Hazardous Air Pollutants


Power plants emit air toxins, such as mercury, arsenic, beryllium, cadmium, chromium, and nickel. The most is know about mercury, of which New England power plants contribute 1,000 tons a year to the environment. This mercury is emitted into the air mostly through combustion of fossil fuels. In the air, mercury goes through photochemical oxidation, creating inorganic mercury, which reaches the Earth through snow and rainfall, eventually ending up in lakes and rivers (USPIRG report). There it reacts with bacteria to form organic mercury, which is toxic to humans.

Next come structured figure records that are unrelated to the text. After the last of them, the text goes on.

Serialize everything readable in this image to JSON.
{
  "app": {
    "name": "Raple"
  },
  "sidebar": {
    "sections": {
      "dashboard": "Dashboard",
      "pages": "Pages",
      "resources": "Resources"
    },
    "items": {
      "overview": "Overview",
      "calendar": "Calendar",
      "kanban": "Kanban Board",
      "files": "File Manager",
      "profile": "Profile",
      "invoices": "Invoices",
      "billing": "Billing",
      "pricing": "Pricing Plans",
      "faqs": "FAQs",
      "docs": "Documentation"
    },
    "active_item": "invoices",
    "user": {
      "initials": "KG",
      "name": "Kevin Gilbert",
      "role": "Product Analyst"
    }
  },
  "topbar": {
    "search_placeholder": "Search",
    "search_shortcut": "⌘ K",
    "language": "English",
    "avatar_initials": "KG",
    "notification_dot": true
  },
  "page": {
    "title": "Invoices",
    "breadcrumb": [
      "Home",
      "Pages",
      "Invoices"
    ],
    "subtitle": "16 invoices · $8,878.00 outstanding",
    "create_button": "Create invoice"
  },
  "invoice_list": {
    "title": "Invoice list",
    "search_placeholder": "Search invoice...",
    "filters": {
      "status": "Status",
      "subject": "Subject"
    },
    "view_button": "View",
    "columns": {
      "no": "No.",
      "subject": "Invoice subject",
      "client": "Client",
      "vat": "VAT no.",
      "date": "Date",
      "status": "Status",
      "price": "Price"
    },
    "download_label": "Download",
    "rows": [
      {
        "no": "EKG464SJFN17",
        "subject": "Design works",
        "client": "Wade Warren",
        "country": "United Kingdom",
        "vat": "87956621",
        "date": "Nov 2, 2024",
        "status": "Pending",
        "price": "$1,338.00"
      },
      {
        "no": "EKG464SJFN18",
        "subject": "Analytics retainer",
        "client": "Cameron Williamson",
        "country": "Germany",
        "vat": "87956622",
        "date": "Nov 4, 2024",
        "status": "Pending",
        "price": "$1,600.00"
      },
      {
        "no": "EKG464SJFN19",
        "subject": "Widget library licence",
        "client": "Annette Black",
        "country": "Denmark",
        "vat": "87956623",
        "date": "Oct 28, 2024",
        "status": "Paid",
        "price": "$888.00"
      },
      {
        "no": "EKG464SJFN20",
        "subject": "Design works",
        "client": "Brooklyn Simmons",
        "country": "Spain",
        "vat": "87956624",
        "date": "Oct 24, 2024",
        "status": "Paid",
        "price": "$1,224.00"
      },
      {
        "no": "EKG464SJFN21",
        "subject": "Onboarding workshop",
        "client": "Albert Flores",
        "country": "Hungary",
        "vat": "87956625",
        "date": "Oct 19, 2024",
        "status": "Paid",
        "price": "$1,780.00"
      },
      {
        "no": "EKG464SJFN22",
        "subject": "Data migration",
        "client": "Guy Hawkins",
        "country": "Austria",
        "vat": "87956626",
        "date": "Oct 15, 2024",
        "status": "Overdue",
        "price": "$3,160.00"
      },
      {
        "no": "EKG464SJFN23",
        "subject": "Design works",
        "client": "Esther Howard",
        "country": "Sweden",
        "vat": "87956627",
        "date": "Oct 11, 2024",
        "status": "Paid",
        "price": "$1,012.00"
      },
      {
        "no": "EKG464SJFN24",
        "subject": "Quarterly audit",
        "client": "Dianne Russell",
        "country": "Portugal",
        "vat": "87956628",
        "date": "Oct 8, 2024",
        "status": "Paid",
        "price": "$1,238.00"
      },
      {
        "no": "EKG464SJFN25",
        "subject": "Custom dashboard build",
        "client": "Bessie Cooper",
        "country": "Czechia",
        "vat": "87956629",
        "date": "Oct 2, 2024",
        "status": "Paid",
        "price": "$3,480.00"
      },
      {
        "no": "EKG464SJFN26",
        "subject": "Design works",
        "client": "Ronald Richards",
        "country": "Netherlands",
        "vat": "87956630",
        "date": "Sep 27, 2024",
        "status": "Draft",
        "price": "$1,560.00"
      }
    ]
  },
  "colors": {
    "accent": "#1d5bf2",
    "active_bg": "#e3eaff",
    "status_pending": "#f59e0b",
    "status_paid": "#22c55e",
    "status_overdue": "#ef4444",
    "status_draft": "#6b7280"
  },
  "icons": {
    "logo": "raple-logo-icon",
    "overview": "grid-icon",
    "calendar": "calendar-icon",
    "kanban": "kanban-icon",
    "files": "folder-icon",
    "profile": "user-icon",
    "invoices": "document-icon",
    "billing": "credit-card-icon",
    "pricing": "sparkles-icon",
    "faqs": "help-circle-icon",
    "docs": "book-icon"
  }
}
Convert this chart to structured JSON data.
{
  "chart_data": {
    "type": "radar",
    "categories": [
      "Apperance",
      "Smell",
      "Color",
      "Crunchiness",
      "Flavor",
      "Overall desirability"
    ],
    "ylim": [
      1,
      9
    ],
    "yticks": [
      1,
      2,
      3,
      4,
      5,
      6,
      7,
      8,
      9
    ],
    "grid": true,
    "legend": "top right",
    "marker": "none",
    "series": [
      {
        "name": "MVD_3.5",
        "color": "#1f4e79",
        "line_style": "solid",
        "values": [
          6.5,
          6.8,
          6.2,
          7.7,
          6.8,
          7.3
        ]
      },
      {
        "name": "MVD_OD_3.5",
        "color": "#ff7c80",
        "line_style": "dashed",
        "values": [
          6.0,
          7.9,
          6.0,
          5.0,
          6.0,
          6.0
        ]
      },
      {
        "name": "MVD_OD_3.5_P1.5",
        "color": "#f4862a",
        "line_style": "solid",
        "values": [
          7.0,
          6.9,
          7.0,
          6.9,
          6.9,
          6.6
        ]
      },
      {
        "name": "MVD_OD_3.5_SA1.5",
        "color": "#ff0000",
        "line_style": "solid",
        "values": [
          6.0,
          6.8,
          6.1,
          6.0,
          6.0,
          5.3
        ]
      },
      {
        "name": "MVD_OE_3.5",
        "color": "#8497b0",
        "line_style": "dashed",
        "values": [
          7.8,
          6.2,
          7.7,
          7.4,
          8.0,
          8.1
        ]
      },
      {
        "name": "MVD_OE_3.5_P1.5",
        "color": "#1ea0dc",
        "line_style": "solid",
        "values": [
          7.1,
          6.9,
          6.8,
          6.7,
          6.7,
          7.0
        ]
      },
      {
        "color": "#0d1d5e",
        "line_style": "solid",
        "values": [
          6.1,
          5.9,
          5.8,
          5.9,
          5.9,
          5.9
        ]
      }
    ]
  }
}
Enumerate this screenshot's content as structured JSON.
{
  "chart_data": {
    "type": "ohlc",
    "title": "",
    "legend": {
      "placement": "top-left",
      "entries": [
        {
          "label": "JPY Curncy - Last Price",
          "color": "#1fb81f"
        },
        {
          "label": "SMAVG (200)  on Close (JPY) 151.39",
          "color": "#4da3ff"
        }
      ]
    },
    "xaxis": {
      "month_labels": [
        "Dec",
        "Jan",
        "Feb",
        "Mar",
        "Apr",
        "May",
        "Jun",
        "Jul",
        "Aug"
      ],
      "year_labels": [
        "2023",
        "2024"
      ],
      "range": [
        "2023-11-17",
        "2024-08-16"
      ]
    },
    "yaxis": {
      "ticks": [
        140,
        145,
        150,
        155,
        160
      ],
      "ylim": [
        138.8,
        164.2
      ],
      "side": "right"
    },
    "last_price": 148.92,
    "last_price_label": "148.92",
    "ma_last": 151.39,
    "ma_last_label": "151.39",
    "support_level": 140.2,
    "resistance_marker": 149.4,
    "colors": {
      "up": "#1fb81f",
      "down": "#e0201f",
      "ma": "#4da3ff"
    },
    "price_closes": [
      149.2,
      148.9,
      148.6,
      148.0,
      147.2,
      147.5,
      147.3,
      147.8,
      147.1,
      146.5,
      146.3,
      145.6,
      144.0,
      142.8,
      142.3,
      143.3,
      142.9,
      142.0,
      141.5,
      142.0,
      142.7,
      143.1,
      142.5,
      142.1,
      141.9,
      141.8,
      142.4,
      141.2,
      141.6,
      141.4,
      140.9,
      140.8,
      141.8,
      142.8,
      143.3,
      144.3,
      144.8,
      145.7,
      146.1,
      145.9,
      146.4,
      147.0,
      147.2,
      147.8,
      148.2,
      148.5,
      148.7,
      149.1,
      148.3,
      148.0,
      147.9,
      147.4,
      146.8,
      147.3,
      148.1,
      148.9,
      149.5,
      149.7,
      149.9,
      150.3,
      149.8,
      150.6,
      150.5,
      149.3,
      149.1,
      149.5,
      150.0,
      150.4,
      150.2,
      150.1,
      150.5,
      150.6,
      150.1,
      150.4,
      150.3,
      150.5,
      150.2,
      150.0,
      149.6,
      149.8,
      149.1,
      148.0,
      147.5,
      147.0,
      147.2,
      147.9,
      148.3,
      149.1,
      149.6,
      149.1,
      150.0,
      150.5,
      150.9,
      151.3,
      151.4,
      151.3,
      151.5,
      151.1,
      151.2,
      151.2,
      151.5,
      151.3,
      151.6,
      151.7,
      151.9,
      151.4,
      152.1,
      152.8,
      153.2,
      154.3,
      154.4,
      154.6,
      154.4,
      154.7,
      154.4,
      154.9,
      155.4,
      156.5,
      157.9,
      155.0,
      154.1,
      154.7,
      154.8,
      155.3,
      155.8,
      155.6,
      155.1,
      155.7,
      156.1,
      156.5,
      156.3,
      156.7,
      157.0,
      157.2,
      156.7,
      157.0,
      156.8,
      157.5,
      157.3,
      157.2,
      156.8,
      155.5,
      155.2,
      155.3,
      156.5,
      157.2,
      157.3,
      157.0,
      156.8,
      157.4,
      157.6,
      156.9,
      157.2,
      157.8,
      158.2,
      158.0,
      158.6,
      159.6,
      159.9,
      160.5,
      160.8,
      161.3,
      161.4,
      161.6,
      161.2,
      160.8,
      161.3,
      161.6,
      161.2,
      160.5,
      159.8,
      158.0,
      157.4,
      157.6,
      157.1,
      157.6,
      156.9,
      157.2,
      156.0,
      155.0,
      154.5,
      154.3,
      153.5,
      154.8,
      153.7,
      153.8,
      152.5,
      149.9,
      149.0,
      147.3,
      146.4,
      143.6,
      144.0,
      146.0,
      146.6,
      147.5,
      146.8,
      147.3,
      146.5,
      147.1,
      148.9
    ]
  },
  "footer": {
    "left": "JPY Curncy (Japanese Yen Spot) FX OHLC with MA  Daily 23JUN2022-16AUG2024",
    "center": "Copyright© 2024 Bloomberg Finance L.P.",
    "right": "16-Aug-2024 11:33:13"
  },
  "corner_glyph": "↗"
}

Coal and oil burning electric power plants are the largest source of mercury emissions (32.8%), according to a report by USPIRG. However, just a tiny bit of mercury is enough to contaminate a whole lake. This toxin reaches the human system through fish contaminated with mercury. Throughout New England, people are regularly warned not to eat the fish because of contamination.

Humans, especially developing fetuses and young children, as well as animals can suffer from severe neurological damage, if contaminated by mercury. In children, such contamination leads to developmental damage, impeding the learning to walk and talk, and causing mental retardation, loss of vision, abnormal heart rates, and much more.